We have had an Avaya PBX for ages and a few years ago started to move towards VOIP.  We originally had our firewall consultant set up some QOS on our outgoing router.  Although it worked OK, we did have some issues and just as a test, we had him remove it and the issues that we had disappeared.  Since that time we have greatly expanded our internal use of VOIP and don't believe that we have any audio or connections issues to speak of.

I'd say if it's working for you OK now, just leave it.  Your Avaya guy is right in many respects especially with what happens after the call leaves your network and about incoming calls. QOS might help you internally if you are having issues, but I don't believe that we're running it internally either and again don't really have any problems.

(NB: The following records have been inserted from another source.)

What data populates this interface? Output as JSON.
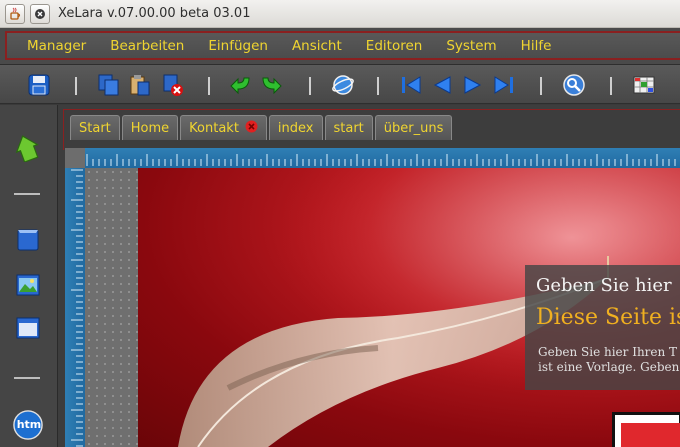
{
  "window": {
    "title": "XeLara v.07.00.00 beta 03.01"
  },
  "menu": [
    "Manager",
    "Bearbeiten",
    "Einfügen",
    "Ansicht",
    "Editoren",
    "System",
    "Hilfe"
  ],
  "tabs": [
    "Start",
    "Home",
    "Kontakt",
    "index",
    "start",
    "über_uns"
  ],
  "left_panel": {
    "htm_badge": "htm"
  },
  "page": {
    "heading": "Geben Sie hier",
    "subheading": "Diese Seite is",
    "body_line1": "Geben Sie hier Ihren T",
    "body_line2": "ist eine Vorlage. Geben"
  },
  "colors": {
    "menu_text": "#f0d530",
    "accent_border": "#8a2020",
    "ruler": "#2f7fb5",
    "hero_red": "#c01c22",
    "subheading": "#f0b020"
  },
  "icons": {
    "toolbar": [
      "save-icon",
      "copy-pages-icon",
      "paste-icon",
      "delete-icon",
      "undo-icon",
      "redo-icon",
      "publish-icon",
      "first-icon",
      "previous-icon",
      "next-icon",
      "last-icon",
      "preview-icon",
      "layout-icon"
    ],
    "left_panel": [
      "cursor-arrow-icon",
      "layer-icon",
      "image-icon",
      "window-icon",
      "htm-icon"
    ]
  }
}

We have a similar setup with the type and speed of our lines as well.

 

by: lrmoorePosted on 2008-10-27 at 04:57:11ID: 22811640

I have to agree with the information you were provided. The only thing you can possibly do is prioritize voip traffic as it leaves your router with custom queueing. Even this has no real value because once it leaves the router all qos markings are removed or ignored by all routers in between, and the return traffic (called/calling party) cannot also be prioritized easily.
If you had a dedicated data T1 between 2 of your own sites, you could/would enable QoS over this link only.
Well intentioned efforts at enabling QoS more often than not create a situation that does not match expectations and is difficult to troubleshoot.
Agree that if it ain't broke now, don't try to fix it.